Eğitim sistemimizdeki önemli sorunlardan biri de öğretmenlerin ‘bağlılık’ sorunlarıdır. Öğretmenlerin okullarına, öğrencilerine, öğretim aktivitelerine, mesleğe ve meslektaşlara bağlılığı, diğer bir deyişle biçimselliğin ötesinde öğretmen tutumları, bu gurupların normatif beklentilerine ve okulun etkiliğine amaçlı bir etki yapmaktadır (Terzi ve Kurt,2005). İşinden tatmin olmayan ve örgütüne bağlı olmayan çalışanlar yüksek performans sergilemeyebilirler. Bu sadece çalışanı değil örgütünü ve örgütü içerisinde etkileşimde bulunduğu diğer kişileri de etkileyebilir. Okul gibi insan ilişkilerinin yüksek boyutta olduğu örgütlerde ‘bağlılık’ kavramı daha çok önem kazanmaktadır. Toplumun en önemli kurumlarından olan okullarda da bağlılık ile ilgili çalışmalar yapılmalı ve öğretmenlerin örgütsel bağlılığını etkileyen faktörler tespit edilmelidir.
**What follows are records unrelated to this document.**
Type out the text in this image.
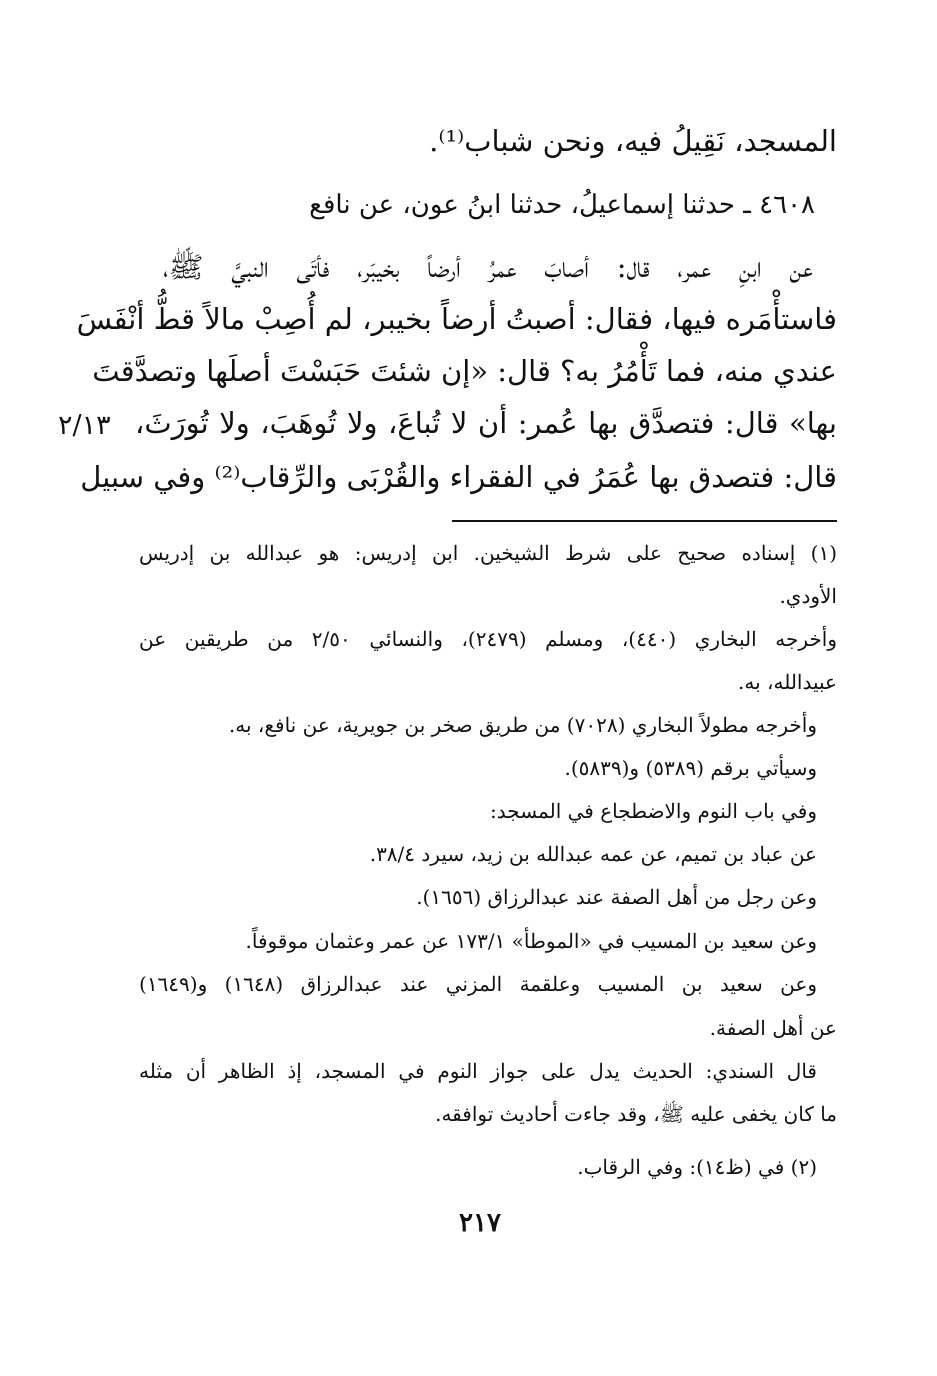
المسجد، نَقِيلُ فيه، ونحن شباب⁽¹⁾.
٤٦٠٨ ـ حدثنا إسماعيلُ، حدثنا ابنُ عون، عن نافع
عن ابنِ عمر، قال: أصابَ عمرُ أرضاً بخيبَر، فأتَى النبيَّ ﷺ،
فاستأْمَره فيها، فقال: أصبتُ أرضاً بخيبر، لم أُصِبْ مالاً قطُّ أنْفَسَ
عندي منه، فما تَأْمُرُ به؟ قال: «إن شئتَ حَبَسْتَ أصلَها وتصدَّقتَ
بها» قال: فتصدَّق بها عُمر: أن لا تُباعَ، ولا تُوهَبَ، ولا تُورَثَ،
قال: فتصدق بها عُمَرُ في الفقراء والقُرْبَى والرِّقاب⁽²⁾ وفي سبيل
٢/١٣
(١) إسناده صحيح على شرط الشيخين. ابن إدريس: هو عبدالله بن إدريس
الأودي.
وأخرجه البخاري (٤٤٠)، ومسلم (٢٤٧٩)، والنسائي ٢/٥٠ من طريقين عن
عبيدالله، به.
وأخرجه مطولاً البخاري (٧٠٢٨) من طريق صخر بن جويرية، عن نافع، به.
وسيأتي برقم (٥٣٨٩) و(٥٨٣٩).
وفي باب النوم والاضطجاع في المسجد:
عن عباد بن تميم، عن عمه عبدالله بن زيد، سيرد ٣٨/٤.
وعن رجل من أهل الصفة عند عبدالرزاق (١٦٥٦).
وعن سعيد بن المسيب في «الموطأ» ١٧٣/١ عن عمر وعثمان موقوفاً.
وعن سعيد بن المسيب وعلقمة المزني عند عبدالرزاق (١٦٤٨) و(١٦٤٩)
عن أهل الصفة.
قال السندي: الحديث يدل على جواز النوم في المسجد، إذ الظاهر أن مثله
ما كان يخفى عليه ﷺ، وقد جاءت أحاديث توافقه.
(٢) في (ظ١٤): وفي الرقاب.
٢١٧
Bu araştırmada öğretmenlerin örgütsel bağlılık düzeyleri öğretmenlerin çeşitli bireysel özelliklerine göre incelenmiştir. Esas amaç olarak ise örgütsel

(22)

bağlılığı etkileyen en önemli faktörlerden birisi olan ‘karar alma sürecine katılımın’ öğretmenlerin örgütsel bağlılık düzeylerine olan etkisi araştırılmıştır.

Yapılan çalışmayla öğretmenlerin karar alma sürecine katılım düzeyleri ve bu değişkenin yine öğretmenlerin örgütsel bağlılık düzeyine etkisi araştırılmıştır. Araştırma bulguları, örgütsel bağlılık ve karar alma sürecine katılım ile ilgili araştırma yapacak araştırmacılara da yol gösterici olabilir.

1.6. Varsayımlar

1. Seçilen örneklem evreni temsil edebilecek büyüklükte olduğu için araştırma güvenilirdir.

2. Araştırma kapsamındaki öğretmenlerin, konu üzerinde görüşlerini objektif olarak ortaya koyduğu varsayılmıştır.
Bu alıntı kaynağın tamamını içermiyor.